Development of Automated Methods for Big Data to Achieve Compliance with IRB, Institutional, and Federal Requirements


Background and Statement of Problem
Institutional, legal, and regulatory requirements that govern data-mining of EMRs include provisions for maintaining data security, preserving patient confidentiality, and respecting institutional prerogatives. De-identification algorithms must be expressed in a manner that is clear, valid table, and revisable. In the context of proactive pharmacovigilance, much adverse drug or device event (ADE) information requires manual EMR review and data extraction and is therefore often unobtainable. Automated natural language processing (NLP) provides a practical means for extraction of data and detection of safety signals. Since manual EMR review has become prohibitive, and important ADE evidence is mostly undetectable, an effective NLP method is advocated to help annotate narratives and synthesize structured data.

We developed a corpus of automatically de-identified data from EMRs, including both narratives (e.g., clinical notes, pathology reports, imaging reports) and structured data (e.g., demographics, ICD codes, lab values). Our primary endpoints were to effectively demonstrate NLP reliability in the detection and extraction of secure, de-identified and IRB-compliant key ADE data using prediction and monitoring tools in order to advance pharmacovigilance capability with big data. To assess NLP capabilities, we used information about known ADEs to evaluate accuracy, robustness, and completeness of extracted EMR information and then applied this methodology to test the ability to automatically extract ADE-related data for a drug recently Food and Drug Administration-approved, romidepsin.

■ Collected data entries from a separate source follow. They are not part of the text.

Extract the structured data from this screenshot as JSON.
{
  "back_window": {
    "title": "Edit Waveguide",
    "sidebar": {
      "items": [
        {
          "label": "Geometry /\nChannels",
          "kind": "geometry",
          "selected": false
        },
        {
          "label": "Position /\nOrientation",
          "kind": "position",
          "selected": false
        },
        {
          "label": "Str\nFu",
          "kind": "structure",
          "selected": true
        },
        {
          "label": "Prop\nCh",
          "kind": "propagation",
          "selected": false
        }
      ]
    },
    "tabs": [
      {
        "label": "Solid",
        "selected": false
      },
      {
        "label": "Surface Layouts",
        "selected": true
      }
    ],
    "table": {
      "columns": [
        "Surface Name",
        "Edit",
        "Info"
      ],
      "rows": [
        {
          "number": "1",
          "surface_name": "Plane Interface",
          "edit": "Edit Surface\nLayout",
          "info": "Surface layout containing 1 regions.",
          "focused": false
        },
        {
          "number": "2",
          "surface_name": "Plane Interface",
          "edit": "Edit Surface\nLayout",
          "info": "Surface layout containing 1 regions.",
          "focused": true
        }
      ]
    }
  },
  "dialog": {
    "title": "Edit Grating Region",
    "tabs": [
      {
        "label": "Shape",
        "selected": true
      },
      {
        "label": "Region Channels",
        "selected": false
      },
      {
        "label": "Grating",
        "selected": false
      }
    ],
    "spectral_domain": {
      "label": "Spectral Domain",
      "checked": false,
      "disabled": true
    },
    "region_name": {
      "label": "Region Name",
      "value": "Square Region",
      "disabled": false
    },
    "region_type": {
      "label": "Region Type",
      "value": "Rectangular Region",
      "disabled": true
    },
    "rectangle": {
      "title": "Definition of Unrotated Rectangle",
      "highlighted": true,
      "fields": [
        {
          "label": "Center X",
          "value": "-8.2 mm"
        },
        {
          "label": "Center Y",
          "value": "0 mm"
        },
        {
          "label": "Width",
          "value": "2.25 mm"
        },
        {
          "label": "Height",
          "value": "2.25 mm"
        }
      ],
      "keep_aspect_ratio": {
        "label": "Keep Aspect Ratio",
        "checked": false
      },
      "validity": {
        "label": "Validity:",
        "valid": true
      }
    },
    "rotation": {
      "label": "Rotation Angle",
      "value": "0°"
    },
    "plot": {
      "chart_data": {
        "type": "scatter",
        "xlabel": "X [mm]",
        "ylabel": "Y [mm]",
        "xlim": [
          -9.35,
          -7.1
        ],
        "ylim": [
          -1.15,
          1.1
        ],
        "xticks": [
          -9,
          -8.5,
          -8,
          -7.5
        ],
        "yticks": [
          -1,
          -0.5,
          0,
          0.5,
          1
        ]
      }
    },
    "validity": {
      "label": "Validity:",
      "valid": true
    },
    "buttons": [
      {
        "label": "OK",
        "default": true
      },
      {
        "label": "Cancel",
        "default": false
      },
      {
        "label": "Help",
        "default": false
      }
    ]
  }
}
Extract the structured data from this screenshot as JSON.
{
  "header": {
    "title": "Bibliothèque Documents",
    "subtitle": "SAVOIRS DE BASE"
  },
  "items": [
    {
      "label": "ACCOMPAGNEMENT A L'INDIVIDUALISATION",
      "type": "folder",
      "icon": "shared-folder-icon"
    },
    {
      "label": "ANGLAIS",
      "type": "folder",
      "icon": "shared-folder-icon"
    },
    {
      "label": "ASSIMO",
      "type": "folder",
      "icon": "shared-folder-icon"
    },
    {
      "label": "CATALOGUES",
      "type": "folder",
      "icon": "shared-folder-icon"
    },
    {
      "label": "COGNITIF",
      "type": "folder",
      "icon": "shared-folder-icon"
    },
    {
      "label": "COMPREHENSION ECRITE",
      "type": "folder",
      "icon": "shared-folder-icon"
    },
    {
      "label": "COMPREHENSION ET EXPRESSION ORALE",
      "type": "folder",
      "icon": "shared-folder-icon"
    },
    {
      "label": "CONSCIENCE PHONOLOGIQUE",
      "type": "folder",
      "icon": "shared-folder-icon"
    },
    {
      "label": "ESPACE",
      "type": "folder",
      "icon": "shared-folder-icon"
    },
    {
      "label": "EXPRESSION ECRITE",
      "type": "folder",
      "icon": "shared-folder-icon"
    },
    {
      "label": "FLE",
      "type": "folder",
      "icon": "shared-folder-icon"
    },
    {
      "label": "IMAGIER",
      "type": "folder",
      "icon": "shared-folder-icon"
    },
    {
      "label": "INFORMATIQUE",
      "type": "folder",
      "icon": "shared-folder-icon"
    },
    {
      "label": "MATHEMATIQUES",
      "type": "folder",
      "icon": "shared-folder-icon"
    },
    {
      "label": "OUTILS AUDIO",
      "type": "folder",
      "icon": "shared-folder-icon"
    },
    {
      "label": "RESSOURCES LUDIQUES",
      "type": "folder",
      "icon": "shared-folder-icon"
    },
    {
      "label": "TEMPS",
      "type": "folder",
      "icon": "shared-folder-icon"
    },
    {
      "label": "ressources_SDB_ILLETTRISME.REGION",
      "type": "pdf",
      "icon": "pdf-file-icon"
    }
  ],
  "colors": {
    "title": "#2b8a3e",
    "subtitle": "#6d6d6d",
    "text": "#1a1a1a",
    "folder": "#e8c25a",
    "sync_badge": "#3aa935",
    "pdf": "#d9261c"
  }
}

From a single institution data repository of three million individual EMRs, we automatically detected and extracted de-identified data from 52 EMRs (1,581 documents) for exposed patients. We used these data to evaluate effectiveness of two independent automated software processes, a de-identification process and a previously-trained machine-learning NLP tagger to identify relevant terms such as medication name, dosage, method of administration, and ADEs.

The NLP tagger provides a basis for using EMR narrative text to augment structured data fields already present in the EMR and the automated de-identification program shows advanced pharmacovigilance capability with well-supported sensitivity and specificity. 

While this automated process effectively removes PHI, the methodology continues to undergo further development and refinement. In doing so, we have devised a workflow that combines manual expert annotation of EMR text with a final relatively short manual de-identification step following time-saving automated de-identification of big data.

Directions for Future Study 
Next steps are to develop fully automated detection, extraction and de-identification of ADE-related narrative and structured EMR data for research purposes.